Sur l'article 700 du code de procédure civile et les dépens
Il convient de confirmer l'ordonnance déférée en ce qu'elle a débouté M. [C] de sa demande fondée sur les dispositions de l'article 700 du code de procédure civile.
Elle sera en revanche infirmée en ce qu'elle a condamné la SAS GP Loisirs aux dépens.
Il serait en revanche inéquitable de laisser à la charge de l'appelante les frais non compris dans les dépens, qu'elle a exposés en première instance et appel.

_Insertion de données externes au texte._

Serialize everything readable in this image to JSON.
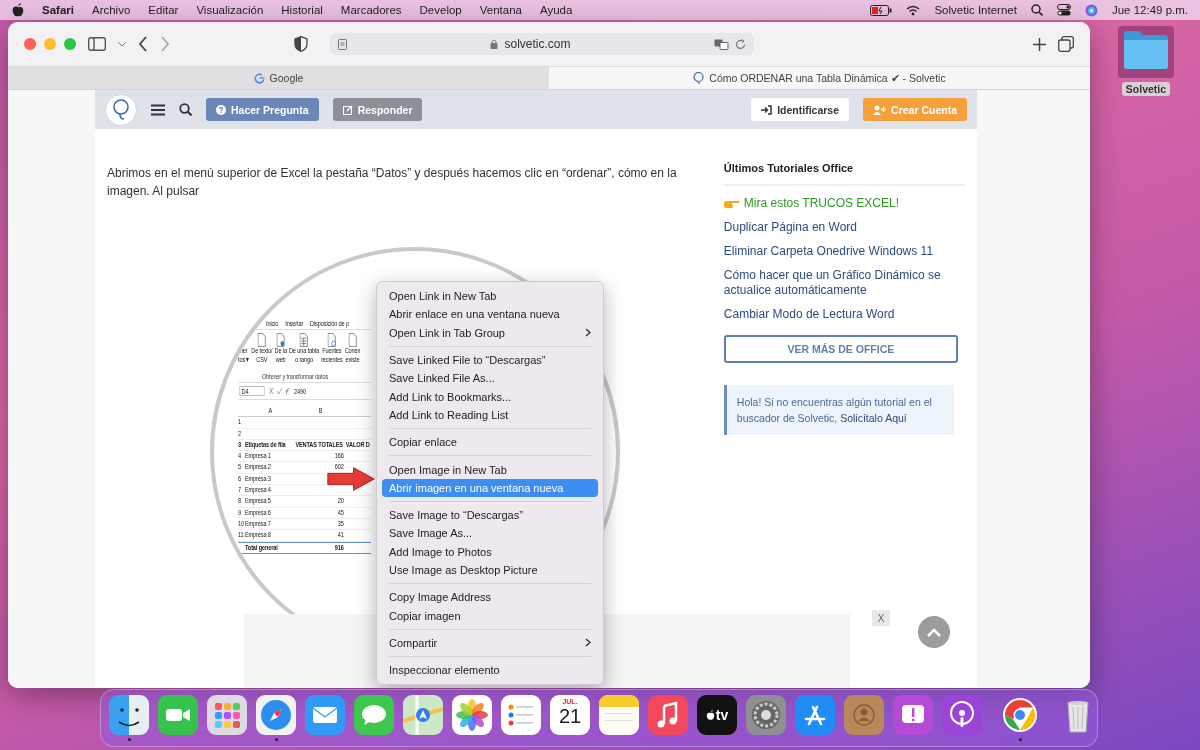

Il lui sera donc alloué une somme de 1 500 euros, sur le fondement des dispositions de l'article susvisé.
M. [B] [C] supportera, en outre, les dépens de première instance et d'appel.
PAR CES MOTIFS
La cour,
Statuant dans les limites de l'appel,
Infirme l'ordonnance entreprise, en ses dispositions déférées, sauf en ce qu'elle a débouté M. [B] [C] de sa demande formulée au titre des frais irrépétibles ;
Statuant à nouveau et y ajoutant :
Dit n'y avoir lieu à référé sur la demande de M. [B] [C] visant à entendre condamner la SAS GP Loisirs à lui verser une provision de 20 000 euros à valoir sur la réparation de son préjudice corporel ;
Dit n'y avoir lieu de condamner M. [B] [C] à rembourser à la SAS GP Loisirs la somme de 10 000 euros, le présent arrêt infirmatif constituant un titre exécutoire permettant de poursuivre la restitution de cette somme ;
Condamne M. [B] [C] à payer à la SAS GP Loisirs la somme de 1 500 euros sur le fondement de l'article 700 du code de procédure civile ;
Condamne M. [B] [C] aux dépens de première instance et d'appel.